On 11/20/14 at 12:38pm, Dave Jones wrote:
> On Thu, Nov 20, 2014 at 11:48:09AM -0500, Vivek Goyal wrote:
> > Can we try following and retry and see if some additional messages show
> > up on console and help us narrow down the problem.
> >
> > - Enable verbose boot messages. CONFIG_X86_VERBOSE_BOOTUP=y
> >
> > - Enable early printk in second kernel. (earlyprintk=ttyS0,115200).
> >
> > You can either enable early printk in first kernel and reboot. That way
> > second kernel will automatically have it enabled.

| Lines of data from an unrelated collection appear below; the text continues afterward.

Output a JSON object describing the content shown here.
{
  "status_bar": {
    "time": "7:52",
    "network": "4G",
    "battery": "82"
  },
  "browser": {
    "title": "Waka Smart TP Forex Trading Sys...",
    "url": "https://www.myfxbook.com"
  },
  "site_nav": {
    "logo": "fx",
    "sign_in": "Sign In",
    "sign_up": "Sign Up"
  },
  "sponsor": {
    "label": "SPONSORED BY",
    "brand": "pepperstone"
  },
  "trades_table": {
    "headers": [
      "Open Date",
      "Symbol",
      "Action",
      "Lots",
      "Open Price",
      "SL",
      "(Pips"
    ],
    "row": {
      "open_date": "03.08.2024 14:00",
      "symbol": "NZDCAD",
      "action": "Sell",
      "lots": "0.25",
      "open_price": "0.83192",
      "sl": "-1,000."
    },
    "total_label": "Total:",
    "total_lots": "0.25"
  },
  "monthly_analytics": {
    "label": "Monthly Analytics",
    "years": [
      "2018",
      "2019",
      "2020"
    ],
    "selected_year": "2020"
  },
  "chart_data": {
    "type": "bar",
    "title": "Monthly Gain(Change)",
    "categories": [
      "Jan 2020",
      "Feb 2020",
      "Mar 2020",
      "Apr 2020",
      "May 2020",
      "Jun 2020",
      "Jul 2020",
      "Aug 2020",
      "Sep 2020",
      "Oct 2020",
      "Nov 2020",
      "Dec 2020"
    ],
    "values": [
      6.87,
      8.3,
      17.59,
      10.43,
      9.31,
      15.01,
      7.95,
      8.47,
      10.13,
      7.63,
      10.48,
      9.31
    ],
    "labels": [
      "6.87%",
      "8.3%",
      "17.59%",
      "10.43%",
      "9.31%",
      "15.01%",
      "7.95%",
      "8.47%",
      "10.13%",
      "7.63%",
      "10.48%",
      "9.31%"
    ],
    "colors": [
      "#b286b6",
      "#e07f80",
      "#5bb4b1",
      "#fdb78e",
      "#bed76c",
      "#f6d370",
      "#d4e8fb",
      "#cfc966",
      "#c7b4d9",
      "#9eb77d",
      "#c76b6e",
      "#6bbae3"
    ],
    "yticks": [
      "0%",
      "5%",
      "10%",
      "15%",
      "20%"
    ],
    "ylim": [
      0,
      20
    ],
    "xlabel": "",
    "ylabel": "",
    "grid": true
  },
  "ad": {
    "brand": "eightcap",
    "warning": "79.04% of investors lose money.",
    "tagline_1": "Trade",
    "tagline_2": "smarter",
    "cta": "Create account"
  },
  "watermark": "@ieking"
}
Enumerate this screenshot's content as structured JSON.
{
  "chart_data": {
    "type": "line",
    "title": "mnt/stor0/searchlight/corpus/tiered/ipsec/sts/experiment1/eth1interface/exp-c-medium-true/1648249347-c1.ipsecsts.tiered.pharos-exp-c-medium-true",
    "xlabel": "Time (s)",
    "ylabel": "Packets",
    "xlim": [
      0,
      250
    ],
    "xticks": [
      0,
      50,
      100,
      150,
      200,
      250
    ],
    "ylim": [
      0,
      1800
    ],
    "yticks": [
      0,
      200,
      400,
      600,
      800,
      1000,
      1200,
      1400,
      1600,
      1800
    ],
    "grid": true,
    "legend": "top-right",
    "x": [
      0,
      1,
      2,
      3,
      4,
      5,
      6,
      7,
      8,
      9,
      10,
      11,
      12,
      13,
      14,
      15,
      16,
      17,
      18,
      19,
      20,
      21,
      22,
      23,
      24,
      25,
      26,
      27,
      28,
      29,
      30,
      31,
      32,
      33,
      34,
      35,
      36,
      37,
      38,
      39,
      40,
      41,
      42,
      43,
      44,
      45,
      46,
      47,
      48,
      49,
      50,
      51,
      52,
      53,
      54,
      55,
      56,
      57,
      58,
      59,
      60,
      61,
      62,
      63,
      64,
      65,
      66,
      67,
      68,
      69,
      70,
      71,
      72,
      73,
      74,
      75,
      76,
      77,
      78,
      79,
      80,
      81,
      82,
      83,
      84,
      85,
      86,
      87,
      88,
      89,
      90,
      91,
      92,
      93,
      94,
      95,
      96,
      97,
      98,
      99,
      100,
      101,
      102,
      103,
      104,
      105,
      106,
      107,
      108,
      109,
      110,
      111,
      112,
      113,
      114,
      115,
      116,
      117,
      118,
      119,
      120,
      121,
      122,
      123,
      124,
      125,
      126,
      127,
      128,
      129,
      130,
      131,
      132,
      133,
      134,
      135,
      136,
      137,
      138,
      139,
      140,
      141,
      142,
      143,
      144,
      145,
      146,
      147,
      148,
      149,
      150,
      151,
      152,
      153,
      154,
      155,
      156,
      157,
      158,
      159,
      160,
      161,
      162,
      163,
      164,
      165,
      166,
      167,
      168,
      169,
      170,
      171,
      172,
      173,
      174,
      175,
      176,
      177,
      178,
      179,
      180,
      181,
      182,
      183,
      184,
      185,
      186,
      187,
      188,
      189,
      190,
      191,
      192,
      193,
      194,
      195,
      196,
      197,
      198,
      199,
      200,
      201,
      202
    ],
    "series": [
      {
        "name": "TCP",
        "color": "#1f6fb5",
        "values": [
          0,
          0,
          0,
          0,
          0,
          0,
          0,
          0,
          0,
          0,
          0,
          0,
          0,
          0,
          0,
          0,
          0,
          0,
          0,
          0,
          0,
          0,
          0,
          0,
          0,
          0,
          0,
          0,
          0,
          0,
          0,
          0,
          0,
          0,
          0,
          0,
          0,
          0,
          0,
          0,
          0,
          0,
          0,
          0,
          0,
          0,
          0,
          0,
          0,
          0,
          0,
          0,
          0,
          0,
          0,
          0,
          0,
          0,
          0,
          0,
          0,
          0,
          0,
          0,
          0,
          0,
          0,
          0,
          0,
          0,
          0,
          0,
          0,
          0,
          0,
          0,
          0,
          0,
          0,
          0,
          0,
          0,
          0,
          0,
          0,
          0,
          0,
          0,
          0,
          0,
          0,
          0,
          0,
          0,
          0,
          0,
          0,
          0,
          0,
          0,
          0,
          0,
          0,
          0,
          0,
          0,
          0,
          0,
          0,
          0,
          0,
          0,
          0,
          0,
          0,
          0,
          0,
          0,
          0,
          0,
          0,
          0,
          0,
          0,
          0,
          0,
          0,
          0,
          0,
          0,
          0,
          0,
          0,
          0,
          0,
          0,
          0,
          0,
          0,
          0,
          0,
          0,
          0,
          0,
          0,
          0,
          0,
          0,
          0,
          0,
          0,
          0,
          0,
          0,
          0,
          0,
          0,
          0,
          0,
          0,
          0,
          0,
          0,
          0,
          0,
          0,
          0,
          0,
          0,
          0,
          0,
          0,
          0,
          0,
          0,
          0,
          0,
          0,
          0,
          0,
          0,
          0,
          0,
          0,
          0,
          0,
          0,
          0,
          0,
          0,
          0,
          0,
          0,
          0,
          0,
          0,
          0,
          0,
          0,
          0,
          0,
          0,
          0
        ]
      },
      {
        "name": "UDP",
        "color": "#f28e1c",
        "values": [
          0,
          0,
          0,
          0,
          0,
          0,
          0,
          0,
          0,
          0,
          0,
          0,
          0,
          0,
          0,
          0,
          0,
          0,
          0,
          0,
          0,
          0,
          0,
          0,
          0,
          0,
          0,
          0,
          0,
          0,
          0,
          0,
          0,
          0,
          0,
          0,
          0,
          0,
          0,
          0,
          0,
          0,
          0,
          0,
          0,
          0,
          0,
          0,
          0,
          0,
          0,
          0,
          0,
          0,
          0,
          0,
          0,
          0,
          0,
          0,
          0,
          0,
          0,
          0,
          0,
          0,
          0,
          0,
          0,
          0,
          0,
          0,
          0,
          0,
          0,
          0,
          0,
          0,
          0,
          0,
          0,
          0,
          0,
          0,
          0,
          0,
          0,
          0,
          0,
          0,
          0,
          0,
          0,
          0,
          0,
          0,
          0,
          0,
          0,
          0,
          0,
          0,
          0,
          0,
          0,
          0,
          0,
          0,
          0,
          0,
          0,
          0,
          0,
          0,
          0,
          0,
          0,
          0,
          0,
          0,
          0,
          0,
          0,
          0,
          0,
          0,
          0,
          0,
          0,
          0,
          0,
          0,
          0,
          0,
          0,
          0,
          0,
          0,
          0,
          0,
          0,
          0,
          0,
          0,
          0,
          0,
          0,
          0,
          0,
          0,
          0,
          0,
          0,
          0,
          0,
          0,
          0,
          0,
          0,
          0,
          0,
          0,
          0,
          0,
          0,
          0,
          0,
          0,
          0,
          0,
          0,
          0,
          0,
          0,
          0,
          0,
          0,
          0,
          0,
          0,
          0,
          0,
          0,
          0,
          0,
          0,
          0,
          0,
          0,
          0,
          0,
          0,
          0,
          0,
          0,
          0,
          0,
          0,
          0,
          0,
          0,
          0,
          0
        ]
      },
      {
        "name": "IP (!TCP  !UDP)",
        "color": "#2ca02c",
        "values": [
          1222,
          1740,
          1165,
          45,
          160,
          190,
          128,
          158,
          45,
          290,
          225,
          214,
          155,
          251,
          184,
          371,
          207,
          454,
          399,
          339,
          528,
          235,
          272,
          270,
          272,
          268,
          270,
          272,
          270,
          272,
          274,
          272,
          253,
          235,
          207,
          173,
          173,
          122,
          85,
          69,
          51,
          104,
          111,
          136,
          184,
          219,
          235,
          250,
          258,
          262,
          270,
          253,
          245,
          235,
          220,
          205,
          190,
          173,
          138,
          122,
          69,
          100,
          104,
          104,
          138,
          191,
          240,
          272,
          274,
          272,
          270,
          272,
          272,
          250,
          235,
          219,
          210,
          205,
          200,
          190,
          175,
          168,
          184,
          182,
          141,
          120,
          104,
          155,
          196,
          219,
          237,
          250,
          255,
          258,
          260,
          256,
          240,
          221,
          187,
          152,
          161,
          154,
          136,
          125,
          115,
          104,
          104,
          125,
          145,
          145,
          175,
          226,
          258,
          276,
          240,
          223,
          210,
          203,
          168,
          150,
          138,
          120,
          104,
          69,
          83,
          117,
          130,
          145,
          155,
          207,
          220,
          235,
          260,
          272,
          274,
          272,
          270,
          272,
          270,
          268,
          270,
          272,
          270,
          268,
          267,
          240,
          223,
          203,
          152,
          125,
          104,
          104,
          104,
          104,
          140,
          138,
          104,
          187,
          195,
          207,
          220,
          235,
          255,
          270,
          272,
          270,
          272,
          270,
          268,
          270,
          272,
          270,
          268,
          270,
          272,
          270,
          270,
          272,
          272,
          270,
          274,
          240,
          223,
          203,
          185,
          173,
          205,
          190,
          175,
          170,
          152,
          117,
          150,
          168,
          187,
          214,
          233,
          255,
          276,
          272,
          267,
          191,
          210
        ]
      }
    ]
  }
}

Or you can edit
> > "/etc/sysconfig/kdump" and append earlyprintk=<> to KDUMP_COMMANDLINE_APPEND.
> > You will need to restart kdump service after this.
> >
> > - Enable some debug output during runtime from kexec purgatory. For that one
> > needs to pass additional arguments to /sbin/kexec. You can edit
> > /etc/sysconfig/kdump file and modify "KEXEC_ARGS" to pass additional
> > arguments to /sbin/kexec during kernel load. I use following for my
> > serial console.
> >
> > KEXEC_ARGS="--console-serial --serial=0x3f8 --serial-baud=115200"
> >
> > You will need to restart kdump service.
> The only serial port on this machine is usb serial, which doesn't have io ports.
> From my reading of the kexec man page, it doesn't look like I can tell
> it to use ttyUSB0.

Enabling ttyUSB0 still need hacks in dracut/kdump module to pack the usb serial
ko to initramfs and load it early. We can work on it in Fedora because it may benefit
to some late problems.

> And because it relies on usb being initialized, this probably isn't
> going to help too much with early boot.
> earlyprintk=tty0 didn't show anything extra after the sysrq-c oops.
> likewise, =ttyUSB0

earlyprintk=vga instead of tty0?
earlyprintk=efi in case efi boot.

earlyprintk=dbgp sometimes also helps but it's a little hard to setup because we
need a usb debugger. My nokia n900 works well as a debugger. But to find a usable
usb debug port in native host might fail, so this is my last try for earlyprintk :(

> I'm going to try bisecting the problem I'm debugging again, so I'm not
> going to dig into this much more today.

Another case what I know about kdump kernel issue is nouveau sometimes does not work
So if this is the case you can try add "rd.driver.blacklist=nouveau" to field
KDUMP_COMMANDLINE_APPEND in /etc/sysconfig/kdump. Or just add "nomodeset" in 1st
kernel grub cmdline so that 2nd kernel will reuse it to avoid load drm modules and
also earlyprintk=vga probably could show something.